Many American Christians have this idea that if a church is big, it must be better.  Not necessarily.  Our obsession with bigness” can be a reflection of American values rather than biblical ones—size is not the best measurement of church health.

Is it sometimes OK for churches to be small?  Absolutely!  But before I give you three questions that can show if your small church is healthy, here are three questions that demonstrate when it is OK for a church to stay small.

A Small Unhealthy Church

 Is your church staying small even when the community around you is growing?

There is really no excuse for this.  Every church in America has un-churched or de-churched people in its neighborhood.  As the people of God, on mission with God, we are called to spread the good news and make disciples (Mathew 28:18-20).  We are called to water and plant while recognizing that the actual growth is God’s business (2 Corinthians 3:6).

Is your church staying small because you refuse to engage the culture around you?

According to research the healthiest churches are actively seeking to understand and invest in their communities.  Some churches have built a bubble around themselves as protection from the world.  Sadly, they refuse to acknowledge that sin resides in their own hearts (Romans 5:12), causing them either to implode or die out.   Hasn’t Jesus called us to be kingdom witnesses in a dark and broken world (Matthew 5:16)?

Is your church staying small because you love your fellowship but not the lost?

Too many churches—whether 30 members or 3000 members—are full of internally focused customers primarily concerned about themselves.  We should seek to cultivate intimate fellowship and care for one another in the church family.  However, we have to be intentional about reaching out to those around us with the good news of Jesus.  We need to move the church from customers to co-laborers through mission living.

 

A Small Healthy Church

 Is your church staying small because you are in a small community but you are still faithfully engaging those around you?

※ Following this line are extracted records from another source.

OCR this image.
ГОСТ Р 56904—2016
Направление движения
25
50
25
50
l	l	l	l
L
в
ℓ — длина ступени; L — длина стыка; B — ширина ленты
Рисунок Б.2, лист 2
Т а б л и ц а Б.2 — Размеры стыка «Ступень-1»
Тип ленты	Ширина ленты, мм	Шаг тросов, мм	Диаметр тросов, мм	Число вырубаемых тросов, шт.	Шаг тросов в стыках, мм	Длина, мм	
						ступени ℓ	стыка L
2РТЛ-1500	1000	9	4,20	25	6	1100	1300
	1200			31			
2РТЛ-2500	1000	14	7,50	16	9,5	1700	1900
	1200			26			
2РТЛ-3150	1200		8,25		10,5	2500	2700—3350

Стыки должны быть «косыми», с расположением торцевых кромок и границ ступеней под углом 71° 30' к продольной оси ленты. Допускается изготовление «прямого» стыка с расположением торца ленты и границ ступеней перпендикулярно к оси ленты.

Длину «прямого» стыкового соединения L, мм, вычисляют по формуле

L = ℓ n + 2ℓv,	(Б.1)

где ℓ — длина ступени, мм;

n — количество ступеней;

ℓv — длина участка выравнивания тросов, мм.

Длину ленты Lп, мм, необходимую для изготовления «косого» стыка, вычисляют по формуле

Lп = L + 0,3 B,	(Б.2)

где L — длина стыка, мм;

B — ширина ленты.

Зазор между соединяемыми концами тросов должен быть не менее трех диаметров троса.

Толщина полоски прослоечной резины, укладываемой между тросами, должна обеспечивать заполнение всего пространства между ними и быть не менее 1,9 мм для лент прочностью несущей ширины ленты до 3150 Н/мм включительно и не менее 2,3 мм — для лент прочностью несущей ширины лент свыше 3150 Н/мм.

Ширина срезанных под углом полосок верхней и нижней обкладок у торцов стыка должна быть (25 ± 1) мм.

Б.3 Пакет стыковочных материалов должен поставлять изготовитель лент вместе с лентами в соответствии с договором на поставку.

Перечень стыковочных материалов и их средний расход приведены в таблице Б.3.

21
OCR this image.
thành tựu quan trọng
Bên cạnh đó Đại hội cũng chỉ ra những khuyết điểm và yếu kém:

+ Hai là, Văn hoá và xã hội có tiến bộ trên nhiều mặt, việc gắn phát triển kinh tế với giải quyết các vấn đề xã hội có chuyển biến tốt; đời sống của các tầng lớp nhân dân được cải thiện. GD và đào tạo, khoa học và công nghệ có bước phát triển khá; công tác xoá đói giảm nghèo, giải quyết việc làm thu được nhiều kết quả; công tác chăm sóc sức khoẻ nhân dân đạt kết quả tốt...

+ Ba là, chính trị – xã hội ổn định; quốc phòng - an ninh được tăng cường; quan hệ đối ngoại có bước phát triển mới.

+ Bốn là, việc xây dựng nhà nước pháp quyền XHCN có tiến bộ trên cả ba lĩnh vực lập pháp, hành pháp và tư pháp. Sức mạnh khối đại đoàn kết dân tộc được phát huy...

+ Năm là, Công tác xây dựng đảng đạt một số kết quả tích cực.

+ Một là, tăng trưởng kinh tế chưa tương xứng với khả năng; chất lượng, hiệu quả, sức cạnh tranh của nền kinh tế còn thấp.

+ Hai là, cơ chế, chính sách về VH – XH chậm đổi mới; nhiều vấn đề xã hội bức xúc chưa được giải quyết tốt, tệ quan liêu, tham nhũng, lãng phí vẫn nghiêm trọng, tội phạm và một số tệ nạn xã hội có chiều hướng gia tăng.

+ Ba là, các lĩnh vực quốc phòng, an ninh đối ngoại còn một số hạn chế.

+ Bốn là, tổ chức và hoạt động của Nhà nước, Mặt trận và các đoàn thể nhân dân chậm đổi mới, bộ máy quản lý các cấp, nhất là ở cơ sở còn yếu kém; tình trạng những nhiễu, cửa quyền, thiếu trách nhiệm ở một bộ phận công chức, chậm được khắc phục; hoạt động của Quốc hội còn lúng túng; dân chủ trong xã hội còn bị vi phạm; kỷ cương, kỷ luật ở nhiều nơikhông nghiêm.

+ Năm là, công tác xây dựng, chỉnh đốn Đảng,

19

It is quite possible to be small and remain small faithful.  Digging deep roots in one place builds a legacy of gospel persistence.  Doesn’t Jesus compare God’s kingdom to a tiny mustard seed or a small amount of yeast (Matthew 13:31-33)?  A steadfast and faithful small church can have an impact beyond its appearance.

Is your church staying small because you gather in a transient community but you are reaching new people?

Persistent turnover is a reality for some smaller churches because of their location.  Churches near universities and military bases almost have a new congregation every three to five years.  Think of these small churches’ kingdom impact as they invest in and train students and soldiers before they are launched throughout the world.  These churches focus on discipling those God has given them, knowing he will plant them somewhere else.  There are healthy churches on mission for God’s glory.

Is your church staying small because of your facility so you are using your resources for other things?

Often, small churches may consider themselves unable to have large kingdom impact, believing size and resources limit them.  However, smaller churches have more freedom to focus their time, energy and money toward caring for neglected neighbors, caring for children and supporting church plants—those close to God’s heart.

Small churches are and have always been the norm.  Many small churches are living on mission in their contexts, being about the business of God’s kingdom.  FAITHFULNESS AND FRUITFULNESS ARE MORE BIBLICAL MEASUREMENTS FOR CHURCH HEALTH, NOT CHURCH SIZE.